Il est crucial de réviser la politique de santé actuelle, de la repenser et de faire respecter les droits des patients. La finalité est d’établir une confiance, qui n’a jamais existé, des Sénégalais en la médecine moderne, mais surtout en la médecine locale. Les hôpitaux publics et privés doivent être réformés en profondeur, ainsi que l’organisation de l’offre de soins. Conformément à la pyramide de Bird, les professionnels ne sont pas les seuls responsables d’événements indésirables, 80% sont d’ordre organisationnel. En France, une enquête nationale relative à l’iatrogénie menée en 2009 a estimé qu’entre 315 000 et 440 000 séjours hospitaliers étaient causés par des événements indésirables graves, dont 46% étaient évitables. Si l’État sénégalais ne mène pas une politique de santé publique cohérente et responsable, l’hôpital continuera à tuer de plus en plus pendant encore des décennies.
Les Problèmes Culturels
Les problèmes culturels affectant le système de santé sénégalais sont multiples :
- Absence de Culture de la Traçabilité: Les procédures ne sont pas écrites et suivies, ce qui empêche de remonter les erreurs et de les corriger. Le circuit du médicament n’est ni contrôlé ni réglementé. Il s’agit ici du circuit court entre la prescription et l’administration des médicaments. La loi n° 2023-06 du 13 juin 2023, ainsi que ses décrets d’application portant création de l’Agence sénégalaise de réglementation pharmaceutique, visent à moderniser et renforcer la réglementation du secteur pharmaceutique et des produits de santé au Sénégal. L’agence se concentre sur la sécurisation du circuit du médicament et son conditionnement en ce qui concerne le transport, mais pas en ce qui concerne l’administration dans les établissements de santé et à domicile.
- Manque d’Empathie des Professionnels de santé: Le manque d’empathie des professionnels de santé envers les patients est un problème culturel majeur. Avant de prodiguer des soins, il faut savoir prendre soin. L’objectif de soigner est, comme le disait Hippocrate, « Primum non nocere » – avant tout ne pas nuire.

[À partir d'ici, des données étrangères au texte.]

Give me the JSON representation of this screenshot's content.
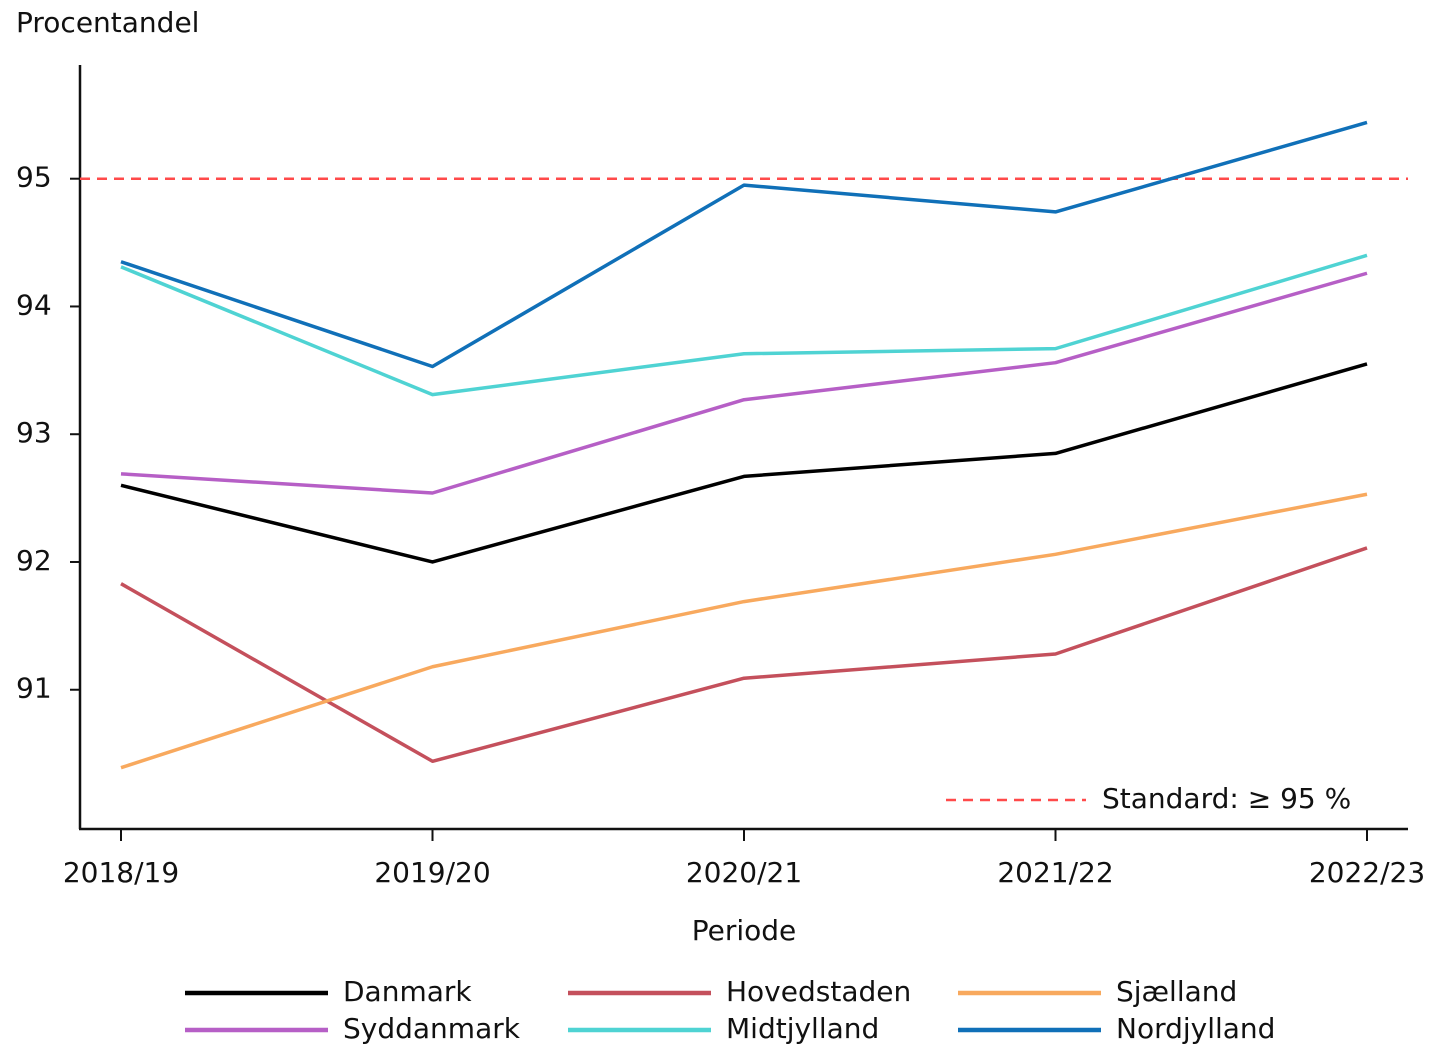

- Accueil des patients: L’accueil des patients est souvent défaillant, avec des traitements parfois méprisants et des exigences de paiement immédiat, même dans les situations d’urgence. Des réformes sont nécessaires pour améliorer ces aspects, y compris la formation de professionnels de l’accueil et l’introduction de modules de qualité comme l’identitovigilance. Les nouvelles autorités étatiques proposent dans leur projet de gouvernement de faire appel à des professionnels de l’accueil bien formés et, éventuellement, de privatiser ce secteur.
En définitive, il est impératif de rédiger un code de santé publique complet qui regroupe toutes les réglementations relatives à la santé. Ce code doit inclure des directives sur la qualité des soins, la gestion des risques, et la responsabilité civile et pénale pour les professionnels et établissements de santé. La mise en place de ce code devrait être accompagnée de programmes de formation pour le personnel de santé et de campagnes de sensibilisation pour les patients.
De plus, une enquête nationale sur la population des professionnels de santé est nécessaire pour résoudre les « déserts médicaux ». La région de Dakar est surdotée tandis que le reste du pays est sous-doté. La liberté d’installation des professionnels de santé doit être régulée par des contrats de service obligatoire dans les zones sous-dotées. L’objectif sera de servir l’État pendant 10 ans, par exemple, dans les zones dites « déserts médicaux » sous peine de rembourser l’argent investi pour la formation. D’autres propositions seront formulées dans un article à venir, qui se penchera plus globalement sur la protection sociale.
Le Sénégal a les ressources et le potentiel requis pour bâtir un système de santé robuste et inclusif. Il est temps d’agir avec détermination et responsabilité pour garantir à tous les sénégalais des soins de qualité.